Discussion in 'Sports and News' started by KYSportsWriter, Dec 21, 2013.

  1. KYSportsWriter

    KYSportsWriter Well-Known Member

    Crap.

    Typed jeez and auto-correct screwed up.
     
  2. Boom_70

    Boom_70 Well-Known Member

    Maybe they can bring back the players post practice auto racing that
    was so popular with Hornet fans.
     
  3. Baron Scicluna

    Baron Scicluna Well-Known Member

    On a side note, I've often thought that when a team moves, unless they are replaced by another team, that they should come back to their former city for an exhibition game if possible, or, maybe for NFL teams, an open practice or two.

    The Kings could play an exhibition in Rochester and/or Cincinnati, and the Bears could host a practice in Decatur, for instance.
     
  4. Mark2010

    Mark2010 Active Member

    He's hardly the first to pull a stunt like that. I don't know much about Shinn, but I do know there are a lot of disliked owners yet the teams manage to survive and even thrive in some instances.
     
  5. Mark2010

    Mark2010 Active Member

    Doesn't every city that loses a franchise at least talk about suing. I've yet to see anyone win anything.
     
  6. Guy_Incognito

    Guy_Incognito Well-Known Member

    The Ravens could play in Cleveland, the Thunder in Seattle. I wonder how that would go.
     
  7. wicked

    wicked Well-Known Member

    Are Ravens-Browns weekends still complete shitshows of hate in Cleveland?
     
  8. Sam Mills 51

    Sam Mills 51 Well-Known Member

    Because basketball and the NBA was - and is - well received in Charlotte. It was George Shinn who wore out his welcome … and because David Stern couldn't force him to sell, he let Shinn move the team to New Orleans, let the dust settle for a while and then announced a new expansion team in Charlotte.
     
  9. old_tony

    old_tony Well-Known Member

    There's no defending Shinn.

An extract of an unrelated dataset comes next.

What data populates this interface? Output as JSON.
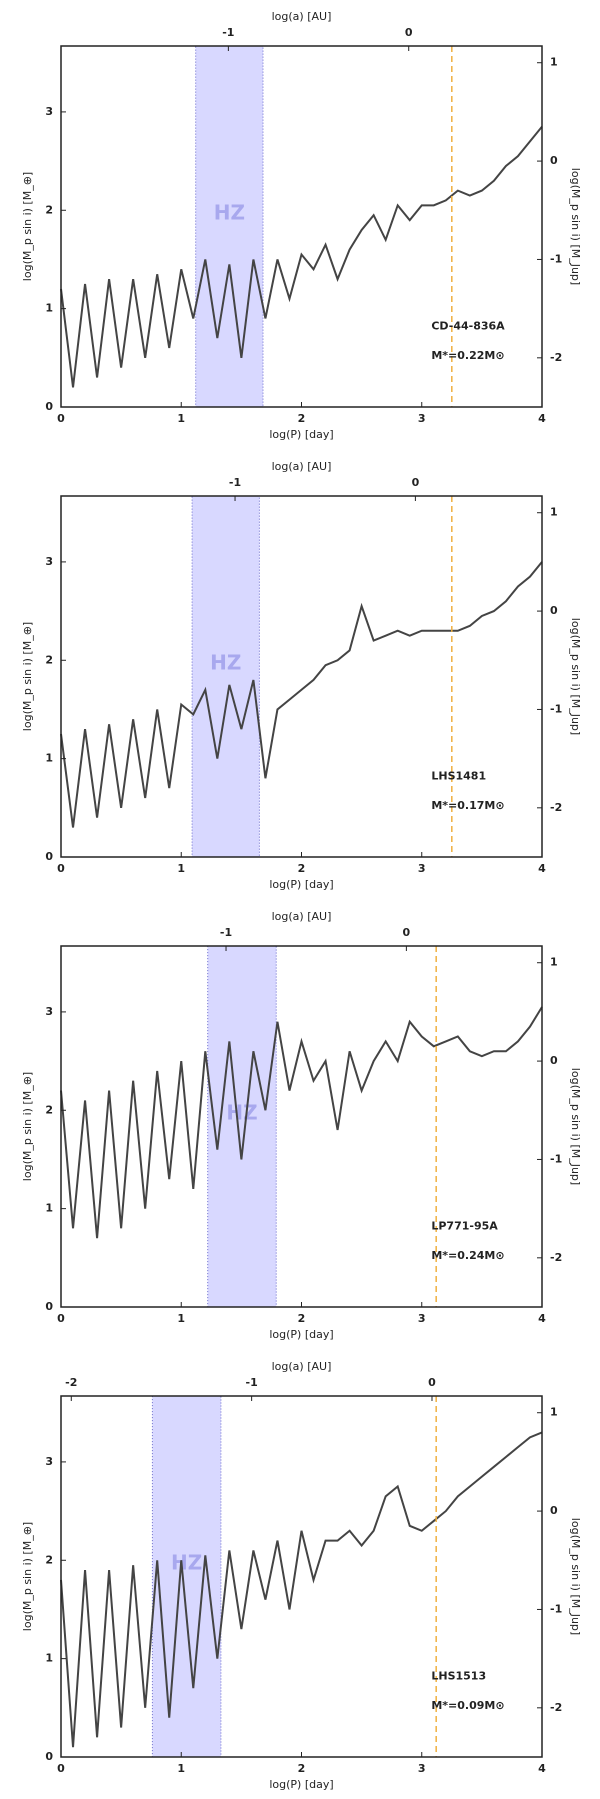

He was an asshole of the highest degree. But whoever made the calls on Charlotte Coliseum most definitely screwed up. There were, I think, all of eight luxury boxes in the building. Just no revenue streams at all. It was obsolete the day it opened.
     
  10. wicked

    wicked Well-Known Member

    It also had 23,000 seats and they banged the place out regularly.

    At the time the Coliseum opened, too, I don't think Charlotte was quite the corporate mecca it is today. It might've been pretty hard to sell a lot more suites.
     
  11. expendable

    expendable Well-Known Member

    The Coliseum wasn't built to lure an NBA team, it was built to bring the ACC Tournament back to Charlotte from Greensboro. All that mattered, when construction began, was that it had 8,000 more seats than the Greensboro Coliseum. Shinn, who had been working toward landing a USFL franchise at the time, then set his sights on an NBA team.
     
  12. Tarheel316

    Tarheel316 Well-Known Member

    I would think New Orleans keeps it. It's two different franchises.